Yerleşik ekosistemlere tesadüfen veya kasıtlı olarak sokulan bir hayvan türüne istilacı denir. Kuşların serbestçe yuva yapmaya alışkın olduğu adanın ekosistemine giren yılan, civcivleri yok etme ve tamamen yok olana kadar onlara saldırma yeteneğine sahiptir. Bu koşullar altında, yiyeceklerin bulunması ve doğal düşmanların bulunmaması nedeniyle yılanların sayısı önemli ölçüde artacaktır.

Ayrıca yılanlar, genellikle besin zincirinin tabanında yer alan ve yerel küçük yırtıcı hayvanlara yiyecek görevi gören kemirgenleri ve diğer küçük hayvanları da yok edebilir. Bu durum endemik ada türleri için yok olma tehlikesi oluşturacak ve insanların yaşamlarını etkileyecektir. Bu yüzden kabul edilemez.

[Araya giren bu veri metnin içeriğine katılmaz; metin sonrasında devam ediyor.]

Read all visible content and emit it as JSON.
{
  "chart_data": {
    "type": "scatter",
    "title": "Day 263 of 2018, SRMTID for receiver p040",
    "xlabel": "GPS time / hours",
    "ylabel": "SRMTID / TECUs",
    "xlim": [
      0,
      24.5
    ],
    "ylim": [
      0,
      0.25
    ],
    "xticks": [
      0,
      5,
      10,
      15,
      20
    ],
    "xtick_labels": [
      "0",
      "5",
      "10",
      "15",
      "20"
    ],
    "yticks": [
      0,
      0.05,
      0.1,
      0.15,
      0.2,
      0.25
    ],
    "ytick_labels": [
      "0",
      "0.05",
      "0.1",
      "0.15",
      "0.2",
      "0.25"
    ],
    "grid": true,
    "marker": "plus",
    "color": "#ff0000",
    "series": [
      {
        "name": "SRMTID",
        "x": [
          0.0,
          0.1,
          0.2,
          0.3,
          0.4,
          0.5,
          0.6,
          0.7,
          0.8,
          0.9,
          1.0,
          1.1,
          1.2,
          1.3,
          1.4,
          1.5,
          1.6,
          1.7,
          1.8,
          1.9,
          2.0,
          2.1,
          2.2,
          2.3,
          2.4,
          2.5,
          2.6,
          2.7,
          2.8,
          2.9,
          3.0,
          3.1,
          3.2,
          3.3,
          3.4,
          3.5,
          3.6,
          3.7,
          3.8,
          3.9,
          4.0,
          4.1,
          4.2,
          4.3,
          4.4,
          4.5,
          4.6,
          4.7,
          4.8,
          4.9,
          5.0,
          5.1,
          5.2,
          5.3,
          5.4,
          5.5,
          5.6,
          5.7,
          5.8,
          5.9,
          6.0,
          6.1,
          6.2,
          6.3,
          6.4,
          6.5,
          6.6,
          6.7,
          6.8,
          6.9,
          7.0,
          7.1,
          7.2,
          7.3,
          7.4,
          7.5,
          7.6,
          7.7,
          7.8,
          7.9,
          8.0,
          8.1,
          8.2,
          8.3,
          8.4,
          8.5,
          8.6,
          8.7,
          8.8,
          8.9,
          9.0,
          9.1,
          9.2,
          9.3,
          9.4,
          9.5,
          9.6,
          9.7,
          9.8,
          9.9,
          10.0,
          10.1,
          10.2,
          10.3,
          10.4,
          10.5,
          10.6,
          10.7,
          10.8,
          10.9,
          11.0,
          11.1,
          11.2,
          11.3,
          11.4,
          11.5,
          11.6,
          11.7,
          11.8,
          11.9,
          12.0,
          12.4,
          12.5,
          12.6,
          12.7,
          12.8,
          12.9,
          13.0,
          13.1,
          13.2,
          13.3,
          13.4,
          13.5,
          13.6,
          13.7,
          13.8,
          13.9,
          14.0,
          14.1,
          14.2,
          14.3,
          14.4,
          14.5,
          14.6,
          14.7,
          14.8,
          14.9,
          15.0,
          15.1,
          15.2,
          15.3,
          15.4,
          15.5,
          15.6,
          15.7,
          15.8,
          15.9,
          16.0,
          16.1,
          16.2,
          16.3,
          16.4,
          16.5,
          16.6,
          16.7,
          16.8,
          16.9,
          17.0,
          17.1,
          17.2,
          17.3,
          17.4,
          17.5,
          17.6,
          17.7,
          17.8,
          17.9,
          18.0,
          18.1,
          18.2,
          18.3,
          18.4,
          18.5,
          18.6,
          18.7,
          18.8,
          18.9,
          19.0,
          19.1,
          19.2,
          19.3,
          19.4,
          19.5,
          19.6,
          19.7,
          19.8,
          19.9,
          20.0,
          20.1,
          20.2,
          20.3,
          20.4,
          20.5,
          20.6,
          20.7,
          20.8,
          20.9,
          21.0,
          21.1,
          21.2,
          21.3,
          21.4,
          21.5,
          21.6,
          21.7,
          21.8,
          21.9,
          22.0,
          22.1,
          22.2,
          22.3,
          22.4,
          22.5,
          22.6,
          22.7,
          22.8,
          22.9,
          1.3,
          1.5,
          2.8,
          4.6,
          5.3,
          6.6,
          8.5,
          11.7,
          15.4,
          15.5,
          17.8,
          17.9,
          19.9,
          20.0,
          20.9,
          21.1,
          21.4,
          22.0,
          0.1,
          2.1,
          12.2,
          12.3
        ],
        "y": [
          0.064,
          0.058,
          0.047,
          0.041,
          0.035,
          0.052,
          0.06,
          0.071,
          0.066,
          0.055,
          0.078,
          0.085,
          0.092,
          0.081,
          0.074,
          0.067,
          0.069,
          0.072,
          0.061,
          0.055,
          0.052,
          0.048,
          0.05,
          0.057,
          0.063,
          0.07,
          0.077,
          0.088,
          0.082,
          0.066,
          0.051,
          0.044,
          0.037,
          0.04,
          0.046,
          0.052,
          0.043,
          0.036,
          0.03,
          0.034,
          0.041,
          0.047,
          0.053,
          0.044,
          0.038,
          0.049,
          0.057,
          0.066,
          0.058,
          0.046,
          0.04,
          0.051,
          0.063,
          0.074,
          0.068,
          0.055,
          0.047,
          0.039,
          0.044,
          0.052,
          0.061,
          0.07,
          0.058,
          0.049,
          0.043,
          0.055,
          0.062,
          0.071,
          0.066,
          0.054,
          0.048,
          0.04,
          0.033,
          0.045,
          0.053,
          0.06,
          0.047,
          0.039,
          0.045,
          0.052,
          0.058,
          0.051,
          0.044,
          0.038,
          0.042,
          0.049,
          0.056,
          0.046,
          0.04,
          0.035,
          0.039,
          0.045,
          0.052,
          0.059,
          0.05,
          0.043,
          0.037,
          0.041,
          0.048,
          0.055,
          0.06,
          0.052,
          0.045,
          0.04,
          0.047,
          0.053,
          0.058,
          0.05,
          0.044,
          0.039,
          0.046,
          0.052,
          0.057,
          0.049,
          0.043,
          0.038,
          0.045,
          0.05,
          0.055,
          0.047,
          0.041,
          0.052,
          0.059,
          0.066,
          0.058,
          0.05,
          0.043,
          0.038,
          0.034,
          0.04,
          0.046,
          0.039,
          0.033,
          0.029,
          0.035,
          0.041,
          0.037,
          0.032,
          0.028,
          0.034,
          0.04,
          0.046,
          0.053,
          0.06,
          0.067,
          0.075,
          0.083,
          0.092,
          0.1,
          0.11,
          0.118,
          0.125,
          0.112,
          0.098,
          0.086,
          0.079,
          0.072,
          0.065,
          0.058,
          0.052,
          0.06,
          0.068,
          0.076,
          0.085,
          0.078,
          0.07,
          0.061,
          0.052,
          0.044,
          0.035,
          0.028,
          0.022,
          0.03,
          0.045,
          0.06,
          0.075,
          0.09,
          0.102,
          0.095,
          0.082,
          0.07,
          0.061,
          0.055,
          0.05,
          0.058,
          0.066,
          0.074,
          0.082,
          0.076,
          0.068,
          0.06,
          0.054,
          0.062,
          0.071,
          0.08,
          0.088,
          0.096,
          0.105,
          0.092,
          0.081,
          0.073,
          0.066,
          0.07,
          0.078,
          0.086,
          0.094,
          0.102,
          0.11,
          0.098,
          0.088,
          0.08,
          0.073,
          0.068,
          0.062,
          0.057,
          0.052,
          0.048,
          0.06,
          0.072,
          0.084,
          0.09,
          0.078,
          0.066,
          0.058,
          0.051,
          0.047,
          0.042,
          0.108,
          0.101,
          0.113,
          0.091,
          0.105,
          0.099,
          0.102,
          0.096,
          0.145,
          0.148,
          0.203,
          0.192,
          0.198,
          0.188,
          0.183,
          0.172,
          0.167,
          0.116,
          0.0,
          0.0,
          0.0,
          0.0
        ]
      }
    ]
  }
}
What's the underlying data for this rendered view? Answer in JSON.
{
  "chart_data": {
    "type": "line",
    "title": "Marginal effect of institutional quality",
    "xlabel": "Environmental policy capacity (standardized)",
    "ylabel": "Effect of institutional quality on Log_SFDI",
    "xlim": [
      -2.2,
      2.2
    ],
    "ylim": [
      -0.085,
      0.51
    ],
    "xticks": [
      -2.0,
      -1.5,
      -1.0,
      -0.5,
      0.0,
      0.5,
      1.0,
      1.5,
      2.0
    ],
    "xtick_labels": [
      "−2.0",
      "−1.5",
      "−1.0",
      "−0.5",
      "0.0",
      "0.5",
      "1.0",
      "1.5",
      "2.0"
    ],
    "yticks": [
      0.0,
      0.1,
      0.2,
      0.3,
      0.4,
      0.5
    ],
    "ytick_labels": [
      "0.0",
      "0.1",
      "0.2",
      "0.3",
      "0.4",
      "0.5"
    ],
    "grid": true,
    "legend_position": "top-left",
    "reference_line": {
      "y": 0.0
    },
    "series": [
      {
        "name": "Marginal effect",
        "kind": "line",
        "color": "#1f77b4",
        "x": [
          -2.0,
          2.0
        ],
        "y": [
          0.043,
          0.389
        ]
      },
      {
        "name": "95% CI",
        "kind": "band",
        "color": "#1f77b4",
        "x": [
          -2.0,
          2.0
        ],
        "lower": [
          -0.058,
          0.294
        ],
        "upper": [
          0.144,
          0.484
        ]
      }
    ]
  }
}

Dolayısıyla yılanlar İrlanda'da yaşamıyor çünkü oraya ulaşamadılar. Bu ada, daha önceki küresel soğuma sırasında ortaya çıkan buzul masiflerinin erken erimesi sırasında anakaradan ayrıldı. Ada anakaraya bağlandığında hava hâlâ yılanlar için fazla soğuktu. Daha sonra su bariyeri nedeniyle oraya ulaşamadılar. Adanın modern iklimi, yılanların bu bölgelere yerleşip yaşamasına izin veriyor ancak bu, halihazırda yerleşik ekosistemler için tehlikeli.